JC: Que outros itens destacaria?
AP: Tem a questão tecnológica e educacional. O Cefet (Centro Federal de Educação Tecnológica) precisa se desenvolver. Se aliarmos as escolas técnicas à tecnologia, à infraestrutura, poderemos ter um mandato vitorioso. O Senado precisa ter uma força ativa na modulagem das políticas sociais. Tem grandes projetos lá que podem contribuir. E podemos desenvolver emendas na questão das mulheres. O PAC (Programa de Aceleração do Crescimento) 2 vai trazer projetos como um número grande de creches em todo o Brasil. A partir disso, podemos desenvolver políticas sociais. O setor das trabalhadoras rurais é um exemplo de olhar determinado. Queremos ter números de grãos, mas além das sacas, precisamos ver as pessoas. Nosso olhar vai ser também para a questão social.
JC: Qual é a sua plataforma nesta campanha que a diferencia das outras candidaturas?
AP: O meu olhar é para contribuir com a humanização. A exemplo do senador Paim, que tem um olhar para os negros, aposentados, jovens, também terei esse olhar. E mais ainda para as mulheres. Somos 52% da população, estamos no mercado de trabalho, mas há desigualdade das mulheres em espaço de poder, de oportunidades, e de políticas sociais. Há mulheres que morrem por agressão, como a amante do goleiro Bruno… Se queremos humanizar a sociedade, é preciso olhar para isso.

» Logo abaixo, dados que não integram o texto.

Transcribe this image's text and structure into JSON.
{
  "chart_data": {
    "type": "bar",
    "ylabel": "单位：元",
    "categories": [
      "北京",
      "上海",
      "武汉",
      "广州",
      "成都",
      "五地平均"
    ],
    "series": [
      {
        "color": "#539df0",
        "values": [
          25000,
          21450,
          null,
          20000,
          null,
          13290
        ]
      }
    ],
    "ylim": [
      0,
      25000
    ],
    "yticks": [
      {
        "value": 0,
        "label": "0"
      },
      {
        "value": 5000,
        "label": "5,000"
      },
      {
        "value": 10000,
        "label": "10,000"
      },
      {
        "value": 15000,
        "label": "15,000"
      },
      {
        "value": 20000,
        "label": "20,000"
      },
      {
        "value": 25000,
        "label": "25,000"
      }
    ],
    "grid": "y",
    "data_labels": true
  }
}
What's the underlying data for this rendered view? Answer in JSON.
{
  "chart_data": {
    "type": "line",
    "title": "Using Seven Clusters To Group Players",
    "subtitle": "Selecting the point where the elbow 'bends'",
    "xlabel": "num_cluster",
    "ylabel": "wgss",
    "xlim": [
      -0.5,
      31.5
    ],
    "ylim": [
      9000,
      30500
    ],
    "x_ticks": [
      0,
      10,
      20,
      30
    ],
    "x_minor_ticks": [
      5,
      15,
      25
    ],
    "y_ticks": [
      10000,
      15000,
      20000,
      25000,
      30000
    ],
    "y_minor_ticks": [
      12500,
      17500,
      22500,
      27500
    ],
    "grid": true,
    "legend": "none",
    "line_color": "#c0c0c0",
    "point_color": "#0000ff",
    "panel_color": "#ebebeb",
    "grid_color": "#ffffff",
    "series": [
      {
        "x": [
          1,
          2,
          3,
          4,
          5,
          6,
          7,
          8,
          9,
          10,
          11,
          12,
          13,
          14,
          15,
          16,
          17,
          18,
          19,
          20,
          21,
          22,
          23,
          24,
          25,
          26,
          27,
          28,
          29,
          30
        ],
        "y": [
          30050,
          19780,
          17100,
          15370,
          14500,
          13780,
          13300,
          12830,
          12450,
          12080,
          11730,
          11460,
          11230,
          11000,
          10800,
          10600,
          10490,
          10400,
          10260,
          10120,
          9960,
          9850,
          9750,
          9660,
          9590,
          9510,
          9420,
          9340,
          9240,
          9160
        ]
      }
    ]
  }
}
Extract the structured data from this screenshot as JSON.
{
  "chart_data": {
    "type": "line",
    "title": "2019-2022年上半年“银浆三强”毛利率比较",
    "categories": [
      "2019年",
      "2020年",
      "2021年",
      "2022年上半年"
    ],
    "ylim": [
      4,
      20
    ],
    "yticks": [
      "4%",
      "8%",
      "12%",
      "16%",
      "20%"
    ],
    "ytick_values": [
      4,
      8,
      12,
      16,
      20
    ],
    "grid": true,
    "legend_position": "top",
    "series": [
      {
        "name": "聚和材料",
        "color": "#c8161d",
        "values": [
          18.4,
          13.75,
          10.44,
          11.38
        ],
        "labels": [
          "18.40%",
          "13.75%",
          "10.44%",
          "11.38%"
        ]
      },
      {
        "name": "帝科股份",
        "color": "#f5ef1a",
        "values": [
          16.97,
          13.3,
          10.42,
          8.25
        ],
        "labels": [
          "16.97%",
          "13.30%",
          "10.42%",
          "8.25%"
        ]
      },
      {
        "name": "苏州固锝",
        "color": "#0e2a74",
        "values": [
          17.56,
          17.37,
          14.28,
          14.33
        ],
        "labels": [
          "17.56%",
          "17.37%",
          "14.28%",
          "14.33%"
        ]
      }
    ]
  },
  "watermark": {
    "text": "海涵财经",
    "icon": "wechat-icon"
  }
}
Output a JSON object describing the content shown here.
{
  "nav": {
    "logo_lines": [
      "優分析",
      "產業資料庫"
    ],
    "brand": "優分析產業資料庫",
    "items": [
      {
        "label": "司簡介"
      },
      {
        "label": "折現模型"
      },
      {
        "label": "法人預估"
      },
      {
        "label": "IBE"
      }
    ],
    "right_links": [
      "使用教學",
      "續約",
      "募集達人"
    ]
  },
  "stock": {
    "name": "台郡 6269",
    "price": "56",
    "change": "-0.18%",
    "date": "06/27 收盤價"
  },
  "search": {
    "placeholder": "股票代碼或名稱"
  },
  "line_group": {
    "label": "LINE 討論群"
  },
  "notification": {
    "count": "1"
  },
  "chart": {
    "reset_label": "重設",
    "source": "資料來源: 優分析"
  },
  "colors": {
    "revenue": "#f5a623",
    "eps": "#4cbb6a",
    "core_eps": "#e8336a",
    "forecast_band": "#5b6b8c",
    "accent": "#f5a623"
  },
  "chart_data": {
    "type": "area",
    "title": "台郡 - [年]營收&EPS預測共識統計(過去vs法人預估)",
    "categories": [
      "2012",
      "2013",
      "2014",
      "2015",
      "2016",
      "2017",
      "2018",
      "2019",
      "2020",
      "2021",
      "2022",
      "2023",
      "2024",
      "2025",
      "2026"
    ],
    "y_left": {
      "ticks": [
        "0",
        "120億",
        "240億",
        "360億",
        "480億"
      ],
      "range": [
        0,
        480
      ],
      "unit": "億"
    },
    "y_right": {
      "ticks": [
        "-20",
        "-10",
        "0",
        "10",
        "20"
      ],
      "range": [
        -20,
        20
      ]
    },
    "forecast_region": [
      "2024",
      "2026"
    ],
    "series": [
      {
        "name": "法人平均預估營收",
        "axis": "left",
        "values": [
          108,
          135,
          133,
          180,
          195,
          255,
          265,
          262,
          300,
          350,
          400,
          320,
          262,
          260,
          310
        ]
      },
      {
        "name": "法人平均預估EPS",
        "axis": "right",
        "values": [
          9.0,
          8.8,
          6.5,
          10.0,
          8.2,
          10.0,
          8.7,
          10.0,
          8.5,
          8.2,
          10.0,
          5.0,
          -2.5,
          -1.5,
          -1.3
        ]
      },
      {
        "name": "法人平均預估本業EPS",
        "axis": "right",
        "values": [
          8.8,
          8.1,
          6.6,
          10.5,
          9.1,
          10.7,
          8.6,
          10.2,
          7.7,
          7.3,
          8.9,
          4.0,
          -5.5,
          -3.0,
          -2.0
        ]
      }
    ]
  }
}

JC: A sua candidatura é uma novidade em relação a outros nomes que já eram conhecidos…
AP: Posso ser o novo na candidatura ao Senado, mas não sou nova na política. Faço política desde os 13 anos, no movimento da juventude, de mulheres, dos trabalhadores. Tenho uma história. As candidaturas postas são todas legítimas, são nomes fortes, porque têm uma aparição pública maior que a minha.
JC: Outras coligações optaram por não preencher as duas vagas ao Senado e concentraram a campanha em um nome. A Unidade Popular pelo Rio Grande optou por lançar dois candidatos. Qual a sua avaliação?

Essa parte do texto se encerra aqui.